The magnitude of the velocity at t=2s can be calculated using the formula:
v = √(v_x^2 + v_y^2)
where:
v = magnitude of velocity
v_x = horizontal component of velocity
v_y = vertical component of velocity
The horizontal component of velocity remains constant throughout the motion:
v_x = v * cos(θ) = 30 * cos(60) = 30 * 0.5 = 15 m/s
The vertical component of velocity changes due to gravity:
v_y = v * sin(θ) - g * t = 30 * sin(60) - 9.8 * 2 ≈ 25.98 m/s
Now we can calculate the magnitude of the velocity:
v = √(15^2 + 25.98^2) ≈ 30.3 m/s
The direction of velocity can be found using trigonometry:
θ_v = arctan(v_y / v_x) = arctan(25.98 / 15) ≈ 59.4 degrees
Therefore, at t=2s, the magnitude of the velocity is approximately 30.3 m/s, and its direction is approximately 59.4 degrees.
(b) To find the time when the projectile reaches its highest point, we can use the fact that the vertical component of velocity becomes 0 at the highest point.
The vertical component of velocity is given by the equation:
v_y = v * sin(θ) - g * t
To find the time at the highest point, we set v_y = 0:
0 = v * sin(θ) - g * t_highest
Rearranging the equation, we get:
t_highest = v * sin(θ) / g
Plugging in the values:
t_highest = 30 * sin(60) / 9.8 ≈ 1.82s
So, the projectile reaches its highest point at approximately t = 1.82 seconds.
(c) To find the horizontal range, we need to calculate the time of flight.

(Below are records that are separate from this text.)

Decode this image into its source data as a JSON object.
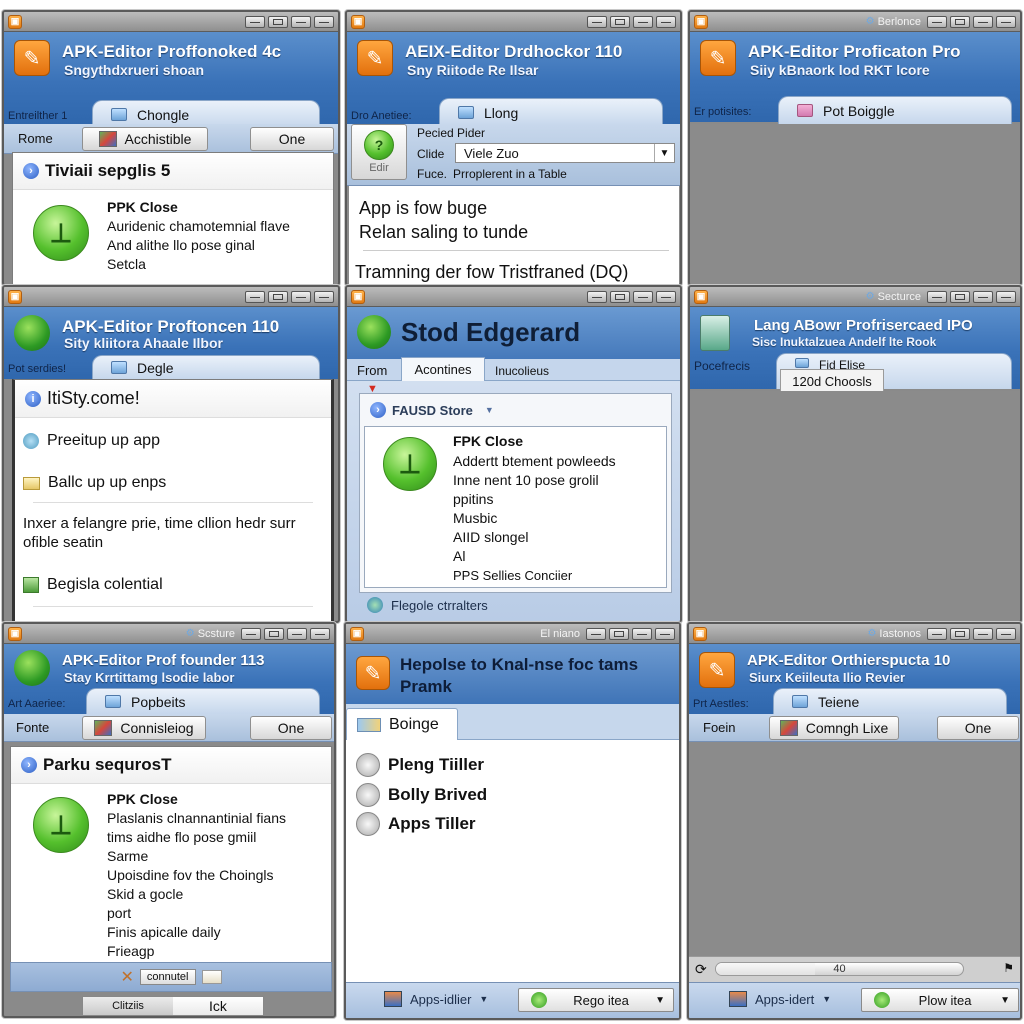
{
  "panels": {
    "p1": {
      "title": "APK-Editor Proffonoked 4c",
      "subtitle": "Sngythdxrueri shoan",
      "tabstrip_label": "Entreilther 1",
      "tab": "Chongle",
      "toolbar_label": "Rome",
      "button_main": "Acchistible",
      "button_secondary": "One",
      "section_heading": "Tiviaii sepglis 5",
      "item_title": "PPK Close",
      "item_lines": [
        "Auridenic chamotemnial flave",
        "And alithe llo pose ginal",
        "Setcla"
      ]
    },
    "p2": {
      "title": "AEIX-Editor Drdhockor 110",
      "subtitle": "Sny Riitode Re Ilsar",
      "tabstrip_label": "Dro Anetiee:",
      "tab": "Llong",
      "edit_button": "Edir",
      "field1_label": "Pecied Pider",
      "field2_label": "Clide",
      "select_value": "Viele Zuo",
      "field3_label": "Fuce.",
      "field3_value": "Prroplerent in a Table",
      "lines": [
        "App is fow buge",
        "Relan saling to tunde"
      ],
      "footer_line": "Tramning der fow Tristfraned (DQ)"
    },
    "p3": {
      "status": "Berlonce",
      "title": "APK-Editor Proficaton Pro",
      "subtitle": "Siiy kBnaork lod RKT lcore",
      "tabstrip_label": "Er potisites:",
      "tab": "Pot Boiggle"
    },
    "p4": {
      "title": "APK-Editor Proftoncen 110",
      "subtitle": "Sity kliitora Ahaale Ilbor",
      "tabstrip_label": "Pot serdies!",
      "tab": "Degle",
      "heading": "ItiSty.come!",
      "items": [
        "Preeitup up app",
        "Ballc up up enps"
      ],
      "paragraph": "Inxer a felangre prie, time cllion hedr surr ofible seatin",
      "last_item": "Begisla colential"
    },
    "p5": {
      "title": "Stod Edgerard",
      "tabs": [
        "From",
        "Acontines",
        "Inucolieus"
      ],
      "active_tab": "Acontines",
      "store_label": "FAUSD Store",
      "item_title": "FPK Close",
      "item_lines": [
        "Addertt btement powleeds",
        "Inne nent 10 pose grolil",
        "ppitins",
        "Musbic",
        "AIID slongel",
        "Al",
        "PPS Sellies Conciier"
      ],
      "footer_link": "Flegole ctrralters"
    },
    "p6": {
      "status": "Secturce",
      "title": "Lang ABowr Profrisercaed IPO",
      "subtitle": "Sisc Inuktalzuea Andelf lte Rook",
      "tabstrip_label": "Pocefrecis",
      "tab": "Fid Elise",
      "dropdown_item": "120d Choosls"
    },
    "p7": {
      "status": "Scsture",
      "title": "APK-Editor Prof founder 113",
      "subtitle": "Stay Krrtittamg lsodie labor",
      "tabstrip_label": "Art Aaeriee:",
      "tab": "Popbeits",
      "toolbar_label": "Fonte",
      "button_main": "Connisleiog",
      "button_secondary": "One",
      "section_heading": "Parku sequrosT",
      "item_title": "PPK Close",
      "item_lines": [
        "Plaslanis clnannantinial fians",
        "tims aidhe flo pose gmiil",
        "Sarme",
        "Upoisdine fov the Choingls",
        "Skid a gocle",
        "port",
        "Finis apicalle daily",
        "Frieagp"
      ],
      "mini_button": "connutel",
      "btn_left": "Clitziis",
      "btn_right": "Ick"
    },
    "p8": {
      "status": "El niano",
      "title": "Hepolse to Knal-nse foc tams Pramk",
      "tab": "Boinge",
      "items": [
        "Pleng Tiiller",
        "Bolly Brived",
        "Apps Tiller"
      ],
      "footer_left": "Apps-idlier",
      "footer_select": "Rego itea"
    },
    "p9": {
      "status": "Iastonos",
      "title": "APK-Editor Orthierspucta 10",
      "subtitle": "Siurx Keiileuta Ilio Revier",
      "tabstrip_label": "Prt Aestles:",
      "tab": "Teiene",
      "toolbar_label": "Foein",
      "button_main": "Comngh Lixe",
      "button_secondary": "One",
      "progress_label": "40",
      "progress_value": 40,
      "footer_left": "Apps-idert",
      "footer_select": "Plow itea"
    }
  }
}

The time of flight is the total time taken for the projectile to return to the ground.
The time of flight can be calculated using the formula:
t_flight = 2 * t_highest
Using the value of t_highest from the previous step:
t_flight = 2 * 1.82 ≈ 3.64s
Now, we can find the horizontal range using the formula:
range = v_x * t_flight
Plugging in the values:
range = 15 * 3.64 ≈ 54.6 meters
Therefore, the horizontal range of the projectile is approximately 54.6 meters.